The historical precedents to what Commander Zamora is doing in San Luis Colorado are clear. You don't legitimize criminal orgs by making deals with them. It's bad policy that will always burn society. Deals with individuals is another story that can bear untainted fruit. But that's a whole other discussion.

Thursday, August 04, 2005

BACK FROM VACATION
Before I left for the ultra-montane serenity of the Grand Tetons, I was thinking of asking a guest blogger to carry on. When I got back, I realized you all kept the chatter going at a high pitch. Awesome! I didn't realize so many wise-guys checked in. I got huge laughs from the sniping and I didn't even mind the un-PC jokes. But then again, I've got a thick skin. I did a quick tabulation and it seems like every ethnic and racial group got its turn in the barrel. So I guess that makes it fair.

For those who wondered where I went, the answer is Wyoming. We kayaked, hiked, camped out, got rained on, sunburned, hailed on in Yellowstone, bitten by a zillion bugs, went into lakes cold enough to stop your heart, drifted down the Snake River, and had close encounters with moose, elk, marmots, bison, bald eagles, otters, ospreys, grouse and hawks. And no, we didn't witness or hear about any float-bys.

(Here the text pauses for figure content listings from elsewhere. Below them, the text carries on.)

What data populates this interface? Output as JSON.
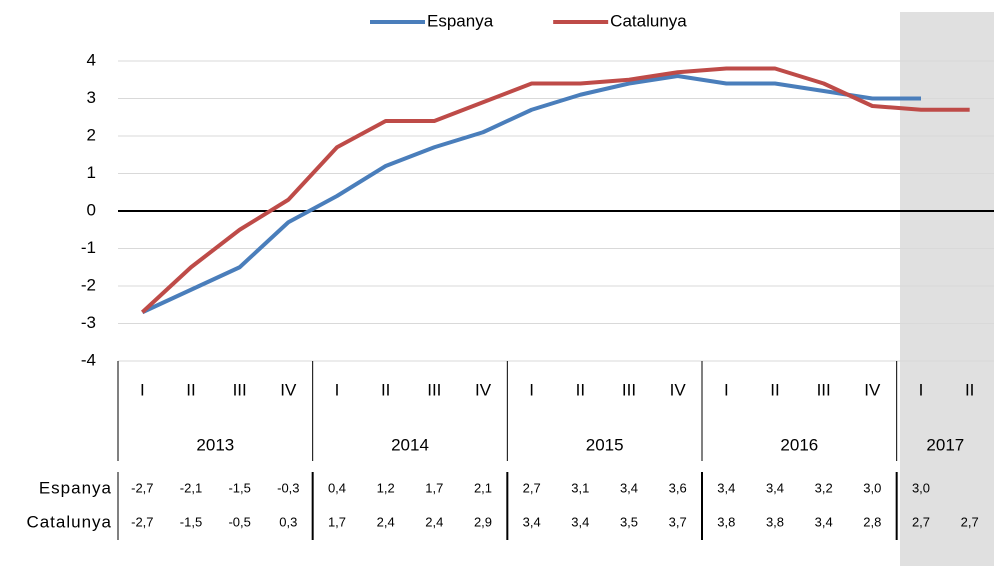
{
  "chart_data": {
    "type": "line",
    "categories": [
      "I",
      "II",
      "III",
      "IV",
      "I",
      "II",
      "III",
      "IV",
      "I",
      "II",
      "III",
      "IV",
      "I",
      "II",
      "III",
      "IV",
      "I",
      "II"
    ],
    "years": [
      "2013",
      "2014",
      "2015",
      "2016",
      "2017"
    ],
    "series": [
      {
        "name": "Espanya",
        "color": "#4a7ebb",
        "values": [
          -2.7,
          -2.1,
          -1.5,
          -0.3,
          0.4,
          1.2,
          1.7,
          2.1,
          2.7,
          3.1,
          3.4,
          3.6,
          3.4,
          3.4,
          3.2,
          3.0,
          3.0,
          null
        ],
        "value_labels": [
          "-2,7",
          "-2,1",
          "-1,5",
          "-0,3",
          "0,4",
          "1,2",
          "1,7",
          "2,1",
          "2,7",
          "3,1",
          "3,4",
          "3,6",
          "3,4",
          "3,4",
          "3,2",
          "3,0",
          "3,0",
          null
        ]
      },
      {
        "name": "Catalunya",
        "color": "#be4b48",
        "values": [
          -2.7,
          -1.5,
          -0.5,
          0.3,
          1.7,
          2.4,
          2.4,
          2.9,
          3.4,
          3.4,
          3.5,
          3.7,
          3.8,
          3.8,
          3.4,
          2.8,
          2.7,
          2.7
        ],
        "value_labels": [
          "-2,7",
          "-1,5",
          "-0,5",
          "0,3",
          "1,7",
          "2,4",
          "2,4",
          "2,9",
          "3,4",
          "3,4",
          "3,5",
          "3,7",
          "3,8",
          "3,8",
          "3,4",
          "2,8",
          "2,7",
          "2,7"
        ]
      }
    ],
    "ylim": [
      -4,
      4
    ],
    "yticks": [
      4,
      3,
      2,
      1,
      0,
      -1,
      -2,
      -3,
      -4
    ],
    "grid": true,
    "legend": "top"
  }
}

The biggest crime story in the papers the week we were there involved a streaker at the Jackson Hole demolition derby. Like Mutton Bustin' and greased pig wrestling, streaking the demo derby is some kind of annual tradition. Hey, it's Wyoming. And July is the only month when they don't get snow. This year, there was "huge" controversy when one of the streakers grabbed a fire extinguisher off the firetruck that was hosing down the dirt between demo heats. A Teton County deputy sheriff and a security guard tried to wrangle the naked guy. When it looked like nude boy was getting ready to spray the cop, the copper tased him with 50,000 volts. The crowd went nuts, booed the cop and threw beer cups and trash into the arena.

The streaker was arrested and released and could face a $750 fine for indecent exposure. A lawyer in the crowd volunteered to defend the guy for free. Chances are, that'll be the biggest crime story of the year. Nothing much happens in Wyoming compared to LA. The entire state has less than 500,000 residents. And at last count, there were 1,500 inmates behind bars in the entire prison system, and that includes juvi, half way houses, honor ranches etc. Barely enough to qualify as a decent sized single neighborhood in LA.

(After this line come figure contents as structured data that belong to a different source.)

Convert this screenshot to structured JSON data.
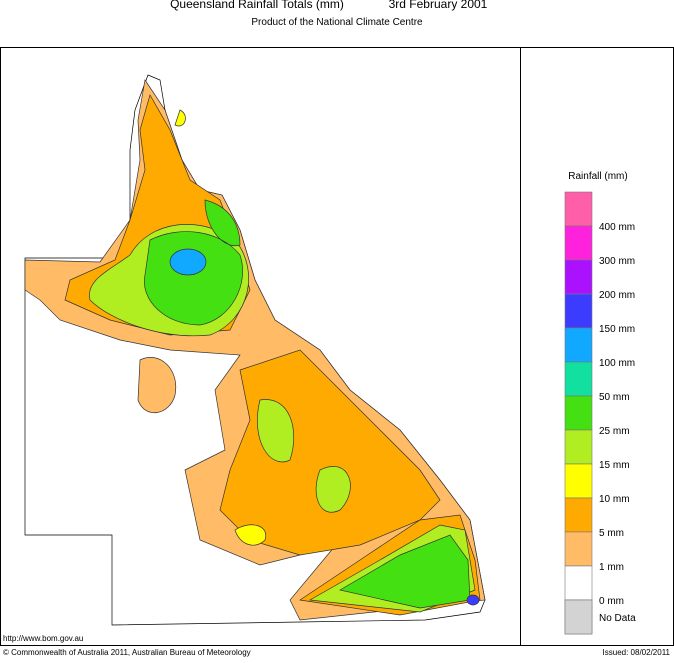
{
  "header": {
    "title": "Queensland Rainfall Totals (mm)",
    "date": "3rd February 2001",
    "subtitle": "Product of the National Climate Centre"
  },
  "legend": {
    "title": "Rainfall (mm)",
    "items": [
      {
        "color": "#ff5fa8",
        "label": null
      },
      {
        "color": "#ff22dd",
        "label": "400 mm"
      },
      {
        "color": "#aa11ff",
        "label": "300 mm"
      },
      {
        "color": "#3c3cff",
        "label": "200 mm"
      },
      {
        "color": "#11a8ff",
        "label": "150 mm"
      },
      {
        "color": "#11e0a0",
        "label": "100 mm"
      },
      {
        "color": "#44e011",
        "label": "50 mm"
      },
      {
        "color": "#b0ee22",
        "label": "25 mm"
      },
      {
        "color": "#ffff00",
        "label": "15 mm"
      },
      {
        "color": "#ffaa00",
        "label": "10 mm"
      },
      {
        "color": "#ffbb66",
        "label": "5 mm"
      },
      {
        "color": "#ffffff",
        "label": "1 mm"
      },
      {
        "color": "#d3d3d3",
        "label": "0 mm"
      }
    ],
    "no_data": "No Data"
  },
  "footer": {
    "url": "http://www.bom.gov.au",
    "copyright": "© Commonwealth of Australia 2011, Australian Bureau of Meteorology",
    "issued": "Issued: 08/02/2011"
  }
}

Vice President Dick Cheney flew into town the day after we landed. He's a resident and avid fly fisherman. A fishing guide told me that local anglers get bent out of shape when the Veep goes fishing. When he's on the river, Blackhawk choppers do security sweeps and that scares the crap out of the trout, ruining everybody's fishing.

With so much land and so few people, you'd think real estate would be a buyer's market. Think again. Raw land in "desirable" locations can go for a million per acre. A modest house in downtown Jackson will run you half a million to $600,000. Right on the corner of Cache and Broadway in Jackson, Sotheby's has a real estate office where you can look at ranch property on the Snake River that goes from 5 to 10 million dollars. Kinda makes Highland Park look like a bargain.

Gotta go. There's 143 emails I need to read and a pile of mail that needs sorting.